Pile 20 ans après ses débuts, le projet de Barrie Cadogan et Lewis Wharton est réactivé avec un nouvel album signé sur le label de Dan Auerbach des Black Keys. Une sorte d’éclaircie dans le ciel morose anglais où se devinent les noms de CAN et du The 13th Floor Elevators.
Little Barrie, groupe dont l’Europe a commencé à entendre parler du temps où l’Angleterre en faisait encore partie, a toujours eu le chic pour trouver ses producteurs. Tout débute en 2005 avec un premier essai finalisé par Edwyn Collins (qui produira au final 3 des albums du groupe). Un an plus tard, c’est Dan The Automator qui s’y colle sur « Stand Your Ground ». Vingt après tout cela, et alors même que le nom de Little Barrie n’évoque plus grand-chose à grand monde, c’est Dan Auerbach des Black Keys qui accueille ces réfugiés électriques sur son propre label, Easy Eye Sound. Mieux que ça même : il produit cet album que plus personne n’attendait et dont on saisit instantanément qu’il plonge très profond dans l’Allemagne kraut-funk des disques de CAN période Damo Suzuki.
Retour gagnant
Voilà déjà 8 ans, personne n’aurait parié sur la longévité du groupe : le batteur Virgil Howe décédait d’une crise cardiaque quelques semaines seulement avant le départ du groupe en tournée. Cette scoumoune qui colle à la peau, Little Barrie réussira par miracle à s’en défaire grâce au renfort d’une recrue de poids en la personne de Malcom Catto de The Heliocentrics. Ce mariage arrangé donnait ainsi naissance en 2020 à « Quatermass Seven » ; hélas publié en plein Covid-19. Pas de quoi arranger les affaires de nos Anglais qui ont certainement dû penser que les carottes étaient cuites et le futur loin derrière.

Une guerre sans morts
Voilà pour le contexte entourant la sortie de cet heureux « Electric War » qui sonne le pas de charge dans une Angleterre électriquement dévastée. Sans nostalgie ni revivalisme, le groupe dont le seul anachronisme tient à l’utilisation de guitares mélange influences, décennies et styles pour expulser une sorte de funk-garage nerveux à mi-chemin entre la compilation Nuggets de Lenny Kaye, les disques les plus jamesbrownesques de CAN et les albums miraculés d’Edwyn Collins dans les années 2000. Zero Sun, par exemple, sonne comme l’un de ces titres des Black Keys qu’on se désespère de ne plus entendre sur leurs propres albums, Sick 8 déterre un autre artiste encore vivant, à savoir Sean Lennon et son magnifique premier album « Into the sun » ; quant à l’ensemble du disque, il rappelle cette époque désormais lointaine où le rock venu d’Angleterre pouvait contaminer la planète entière sur la simple force d’un accord plaqué ou d’une chronique dans le New Musical Express.
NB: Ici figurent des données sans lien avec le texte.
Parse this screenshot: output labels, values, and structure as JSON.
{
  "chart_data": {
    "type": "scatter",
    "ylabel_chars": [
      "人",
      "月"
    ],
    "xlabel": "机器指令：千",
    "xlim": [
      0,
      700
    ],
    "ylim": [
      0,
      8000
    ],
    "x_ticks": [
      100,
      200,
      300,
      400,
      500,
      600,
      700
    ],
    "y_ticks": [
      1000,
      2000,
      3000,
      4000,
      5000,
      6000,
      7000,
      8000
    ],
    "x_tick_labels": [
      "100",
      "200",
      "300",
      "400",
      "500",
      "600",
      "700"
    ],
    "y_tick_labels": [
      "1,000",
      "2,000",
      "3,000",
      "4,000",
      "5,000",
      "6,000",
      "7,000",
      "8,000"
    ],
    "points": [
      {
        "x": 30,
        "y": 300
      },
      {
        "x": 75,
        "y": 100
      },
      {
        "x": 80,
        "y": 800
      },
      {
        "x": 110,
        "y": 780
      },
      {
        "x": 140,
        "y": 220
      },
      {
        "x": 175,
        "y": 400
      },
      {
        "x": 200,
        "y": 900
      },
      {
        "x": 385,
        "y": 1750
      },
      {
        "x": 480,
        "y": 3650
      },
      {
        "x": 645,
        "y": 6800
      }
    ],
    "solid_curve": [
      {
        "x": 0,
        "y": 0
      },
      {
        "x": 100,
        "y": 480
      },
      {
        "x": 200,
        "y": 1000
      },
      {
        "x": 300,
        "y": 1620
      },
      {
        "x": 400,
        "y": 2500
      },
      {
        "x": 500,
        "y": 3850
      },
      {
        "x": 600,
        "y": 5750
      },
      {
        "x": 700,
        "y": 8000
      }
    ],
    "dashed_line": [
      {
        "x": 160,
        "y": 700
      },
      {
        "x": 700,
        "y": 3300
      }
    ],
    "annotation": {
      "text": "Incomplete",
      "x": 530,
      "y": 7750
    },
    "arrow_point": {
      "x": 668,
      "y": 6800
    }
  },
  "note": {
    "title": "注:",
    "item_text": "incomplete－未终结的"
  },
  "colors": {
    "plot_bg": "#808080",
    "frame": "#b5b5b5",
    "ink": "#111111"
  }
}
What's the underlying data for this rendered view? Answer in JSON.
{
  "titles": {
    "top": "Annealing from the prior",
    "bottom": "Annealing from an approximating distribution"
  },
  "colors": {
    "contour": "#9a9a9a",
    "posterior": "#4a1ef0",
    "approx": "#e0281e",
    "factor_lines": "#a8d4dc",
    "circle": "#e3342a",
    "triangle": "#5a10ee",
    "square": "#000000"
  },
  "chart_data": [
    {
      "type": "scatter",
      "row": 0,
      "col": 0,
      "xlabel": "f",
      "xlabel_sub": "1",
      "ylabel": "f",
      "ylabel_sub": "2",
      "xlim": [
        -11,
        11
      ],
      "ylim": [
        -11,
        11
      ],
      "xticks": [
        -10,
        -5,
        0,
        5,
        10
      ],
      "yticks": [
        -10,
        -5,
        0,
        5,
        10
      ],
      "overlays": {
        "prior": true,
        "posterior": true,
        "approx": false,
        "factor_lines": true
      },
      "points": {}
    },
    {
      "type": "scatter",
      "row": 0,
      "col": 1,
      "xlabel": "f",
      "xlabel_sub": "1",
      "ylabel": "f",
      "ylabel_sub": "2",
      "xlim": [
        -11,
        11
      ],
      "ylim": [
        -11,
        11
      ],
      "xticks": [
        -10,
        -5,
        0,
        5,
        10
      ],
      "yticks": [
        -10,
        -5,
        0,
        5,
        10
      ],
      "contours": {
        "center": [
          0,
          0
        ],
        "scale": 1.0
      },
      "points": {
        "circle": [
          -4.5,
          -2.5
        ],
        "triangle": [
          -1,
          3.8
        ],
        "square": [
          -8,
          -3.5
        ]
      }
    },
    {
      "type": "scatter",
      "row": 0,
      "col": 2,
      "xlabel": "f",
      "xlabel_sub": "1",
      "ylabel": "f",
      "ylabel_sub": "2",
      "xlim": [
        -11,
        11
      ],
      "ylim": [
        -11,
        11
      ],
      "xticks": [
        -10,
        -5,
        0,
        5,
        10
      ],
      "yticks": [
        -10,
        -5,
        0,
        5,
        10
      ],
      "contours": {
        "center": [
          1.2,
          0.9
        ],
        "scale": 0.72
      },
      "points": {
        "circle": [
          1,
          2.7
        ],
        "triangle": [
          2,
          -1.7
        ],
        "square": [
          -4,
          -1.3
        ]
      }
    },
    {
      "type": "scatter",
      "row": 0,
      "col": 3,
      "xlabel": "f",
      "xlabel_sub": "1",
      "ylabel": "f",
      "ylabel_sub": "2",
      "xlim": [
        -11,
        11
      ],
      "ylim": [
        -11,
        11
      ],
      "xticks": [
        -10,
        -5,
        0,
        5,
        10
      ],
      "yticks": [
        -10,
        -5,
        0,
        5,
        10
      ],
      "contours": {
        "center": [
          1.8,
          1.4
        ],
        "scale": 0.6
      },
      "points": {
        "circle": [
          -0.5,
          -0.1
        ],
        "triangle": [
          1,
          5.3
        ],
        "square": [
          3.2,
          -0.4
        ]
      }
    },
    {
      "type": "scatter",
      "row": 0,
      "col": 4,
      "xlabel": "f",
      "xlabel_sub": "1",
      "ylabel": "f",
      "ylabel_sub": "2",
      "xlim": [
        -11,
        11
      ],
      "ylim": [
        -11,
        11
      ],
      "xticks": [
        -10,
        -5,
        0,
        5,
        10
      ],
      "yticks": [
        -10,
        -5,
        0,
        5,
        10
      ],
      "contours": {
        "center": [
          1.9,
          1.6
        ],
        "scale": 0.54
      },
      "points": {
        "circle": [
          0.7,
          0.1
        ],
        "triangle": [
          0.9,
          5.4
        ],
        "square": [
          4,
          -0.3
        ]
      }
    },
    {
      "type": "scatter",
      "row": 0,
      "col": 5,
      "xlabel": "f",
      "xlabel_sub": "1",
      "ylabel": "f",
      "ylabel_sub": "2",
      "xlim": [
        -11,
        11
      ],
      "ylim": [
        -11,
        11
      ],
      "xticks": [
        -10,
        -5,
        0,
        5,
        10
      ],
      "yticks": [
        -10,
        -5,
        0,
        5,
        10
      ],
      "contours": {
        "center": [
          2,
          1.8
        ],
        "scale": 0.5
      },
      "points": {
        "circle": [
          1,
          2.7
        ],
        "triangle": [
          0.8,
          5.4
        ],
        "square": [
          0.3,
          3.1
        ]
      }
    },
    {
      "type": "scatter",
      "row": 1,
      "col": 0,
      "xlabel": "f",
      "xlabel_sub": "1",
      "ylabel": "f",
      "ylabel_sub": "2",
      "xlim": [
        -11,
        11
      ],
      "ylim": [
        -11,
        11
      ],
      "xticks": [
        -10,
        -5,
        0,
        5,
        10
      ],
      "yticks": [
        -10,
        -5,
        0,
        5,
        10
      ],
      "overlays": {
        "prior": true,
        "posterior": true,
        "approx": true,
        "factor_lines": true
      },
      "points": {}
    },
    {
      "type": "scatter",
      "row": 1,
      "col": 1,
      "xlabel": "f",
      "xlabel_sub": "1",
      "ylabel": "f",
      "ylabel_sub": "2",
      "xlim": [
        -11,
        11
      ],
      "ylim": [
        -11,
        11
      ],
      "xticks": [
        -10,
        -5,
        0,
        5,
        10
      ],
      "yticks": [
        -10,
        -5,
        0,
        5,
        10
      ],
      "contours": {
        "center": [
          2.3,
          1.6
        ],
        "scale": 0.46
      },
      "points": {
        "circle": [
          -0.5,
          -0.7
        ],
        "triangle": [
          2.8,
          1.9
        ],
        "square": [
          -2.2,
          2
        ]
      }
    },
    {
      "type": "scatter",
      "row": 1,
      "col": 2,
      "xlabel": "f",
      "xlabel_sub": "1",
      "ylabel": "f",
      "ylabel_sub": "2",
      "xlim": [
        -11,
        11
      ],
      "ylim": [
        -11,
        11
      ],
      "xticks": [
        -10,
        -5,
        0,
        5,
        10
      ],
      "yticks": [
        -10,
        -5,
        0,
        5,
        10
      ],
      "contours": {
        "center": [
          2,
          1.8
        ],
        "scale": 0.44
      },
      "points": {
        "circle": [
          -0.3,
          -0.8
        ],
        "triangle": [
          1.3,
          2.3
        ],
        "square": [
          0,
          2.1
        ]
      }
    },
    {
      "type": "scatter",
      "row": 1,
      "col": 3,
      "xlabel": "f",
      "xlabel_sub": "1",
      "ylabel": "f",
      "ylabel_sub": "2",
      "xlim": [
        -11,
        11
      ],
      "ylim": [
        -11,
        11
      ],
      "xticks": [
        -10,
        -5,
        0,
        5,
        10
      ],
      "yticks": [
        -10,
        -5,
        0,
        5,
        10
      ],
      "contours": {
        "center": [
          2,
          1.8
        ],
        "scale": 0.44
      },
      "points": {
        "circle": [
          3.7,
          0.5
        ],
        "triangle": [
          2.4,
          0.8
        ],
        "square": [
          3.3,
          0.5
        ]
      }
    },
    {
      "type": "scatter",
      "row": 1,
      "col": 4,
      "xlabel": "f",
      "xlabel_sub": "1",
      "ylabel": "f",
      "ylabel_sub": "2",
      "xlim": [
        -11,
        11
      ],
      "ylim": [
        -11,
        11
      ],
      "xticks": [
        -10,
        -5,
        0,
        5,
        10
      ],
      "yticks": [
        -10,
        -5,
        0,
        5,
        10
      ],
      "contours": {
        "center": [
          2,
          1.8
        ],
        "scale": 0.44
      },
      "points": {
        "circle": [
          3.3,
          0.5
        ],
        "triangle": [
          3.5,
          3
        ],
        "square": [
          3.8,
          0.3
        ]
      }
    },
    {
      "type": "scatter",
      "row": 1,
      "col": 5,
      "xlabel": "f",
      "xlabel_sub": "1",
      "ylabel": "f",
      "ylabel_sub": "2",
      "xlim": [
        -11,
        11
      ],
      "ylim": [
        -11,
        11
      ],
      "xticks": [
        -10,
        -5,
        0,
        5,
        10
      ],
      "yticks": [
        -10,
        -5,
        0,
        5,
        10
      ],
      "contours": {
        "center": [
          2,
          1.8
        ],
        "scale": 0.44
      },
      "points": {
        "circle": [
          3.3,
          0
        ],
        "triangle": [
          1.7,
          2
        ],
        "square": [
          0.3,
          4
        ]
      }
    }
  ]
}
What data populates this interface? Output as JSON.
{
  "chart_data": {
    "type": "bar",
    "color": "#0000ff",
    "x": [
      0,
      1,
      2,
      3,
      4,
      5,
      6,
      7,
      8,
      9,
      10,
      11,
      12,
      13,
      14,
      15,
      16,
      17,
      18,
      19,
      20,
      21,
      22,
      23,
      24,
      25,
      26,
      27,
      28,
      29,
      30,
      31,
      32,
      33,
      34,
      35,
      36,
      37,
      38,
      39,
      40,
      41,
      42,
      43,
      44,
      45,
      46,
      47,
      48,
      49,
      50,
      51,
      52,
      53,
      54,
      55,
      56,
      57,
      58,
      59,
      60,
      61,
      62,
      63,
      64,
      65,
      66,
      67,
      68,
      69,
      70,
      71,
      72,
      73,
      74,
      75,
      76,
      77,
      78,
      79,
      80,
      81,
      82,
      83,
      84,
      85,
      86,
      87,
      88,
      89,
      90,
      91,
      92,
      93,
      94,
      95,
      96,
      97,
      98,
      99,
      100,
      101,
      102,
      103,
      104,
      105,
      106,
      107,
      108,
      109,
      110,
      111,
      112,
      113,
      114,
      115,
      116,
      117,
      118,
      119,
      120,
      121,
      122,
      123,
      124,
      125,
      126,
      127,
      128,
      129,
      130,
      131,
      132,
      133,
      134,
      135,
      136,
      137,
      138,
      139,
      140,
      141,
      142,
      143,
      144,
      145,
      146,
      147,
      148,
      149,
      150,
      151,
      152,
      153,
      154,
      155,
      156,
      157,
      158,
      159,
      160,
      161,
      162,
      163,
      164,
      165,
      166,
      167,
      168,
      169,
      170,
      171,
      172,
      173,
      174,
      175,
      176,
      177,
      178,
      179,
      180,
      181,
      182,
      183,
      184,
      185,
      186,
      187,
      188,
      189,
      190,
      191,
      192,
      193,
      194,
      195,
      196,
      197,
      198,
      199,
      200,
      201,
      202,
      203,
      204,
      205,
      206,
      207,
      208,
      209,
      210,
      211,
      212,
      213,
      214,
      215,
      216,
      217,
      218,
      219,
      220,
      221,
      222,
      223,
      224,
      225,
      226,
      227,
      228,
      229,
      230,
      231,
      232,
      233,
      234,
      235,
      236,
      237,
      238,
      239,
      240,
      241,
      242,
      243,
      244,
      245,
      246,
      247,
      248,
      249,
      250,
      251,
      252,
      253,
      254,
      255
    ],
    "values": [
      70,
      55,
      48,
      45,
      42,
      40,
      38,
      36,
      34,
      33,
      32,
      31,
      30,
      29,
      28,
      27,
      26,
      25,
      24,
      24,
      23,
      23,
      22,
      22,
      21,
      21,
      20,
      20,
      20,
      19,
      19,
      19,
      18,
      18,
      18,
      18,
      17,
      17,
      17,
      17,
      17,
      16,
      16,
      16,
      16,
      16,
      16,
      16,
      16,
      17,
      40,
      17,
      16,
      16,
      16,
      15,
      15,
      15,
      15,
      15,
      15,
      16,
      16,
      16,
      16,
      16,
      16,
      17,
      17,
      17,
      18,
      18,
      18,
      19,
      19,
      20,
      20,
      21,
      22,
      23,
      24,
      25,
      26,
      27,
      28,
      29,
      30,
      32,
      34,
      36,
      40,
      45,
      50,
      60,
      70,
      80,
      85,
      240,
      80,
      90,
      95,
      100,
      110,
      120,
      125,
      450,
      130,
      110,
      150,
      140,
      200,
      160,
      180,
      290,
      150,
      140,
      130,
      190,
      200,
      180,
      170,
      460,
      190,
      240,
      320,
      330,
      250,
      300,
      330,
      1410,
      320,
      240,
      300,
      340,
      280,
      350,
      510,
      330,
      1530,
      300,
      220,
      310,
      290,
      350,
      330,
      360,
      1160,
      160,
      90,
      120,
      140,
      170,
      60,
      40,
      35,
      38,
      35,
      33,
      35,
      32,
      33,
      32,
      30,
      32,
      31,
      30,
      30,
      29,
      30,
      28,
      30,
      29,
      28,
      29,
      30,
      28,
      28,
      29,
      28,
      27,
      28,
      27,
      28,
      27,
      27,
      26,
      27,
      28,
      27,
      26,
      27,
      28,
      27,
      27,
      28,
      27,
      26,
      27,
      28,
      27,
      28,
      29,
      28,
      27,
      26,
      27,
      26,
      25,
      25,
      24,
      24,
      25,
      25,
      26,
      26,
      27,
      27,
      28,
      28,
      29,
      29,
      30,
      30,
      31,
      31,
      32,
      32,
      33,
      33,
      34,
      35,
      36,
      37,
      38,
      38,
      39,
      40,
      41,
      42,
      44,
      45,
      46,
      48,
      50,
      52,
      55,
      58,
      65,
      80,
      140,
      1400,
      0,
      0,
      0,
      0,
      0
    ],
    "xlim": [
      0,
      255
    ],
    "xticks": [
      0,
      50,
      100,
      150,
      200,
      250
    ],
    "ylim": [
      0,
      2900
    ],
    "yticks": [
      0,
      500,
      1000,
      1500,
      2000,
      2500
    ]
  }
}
Victimes d’une carrière en forme de sinusoïde, Barrie Cadogan et Lewis Wharton peuvent au fond d’estimer chanceux de ne pas l’avoir été : ce septième disque destiné aux gens ayant encore la force d’écouter une proposition artistique dans le bon ordre permet à Little Barrie de sortir de la petite boite dans laquelle la fatalité l’avait enfermé par erreur.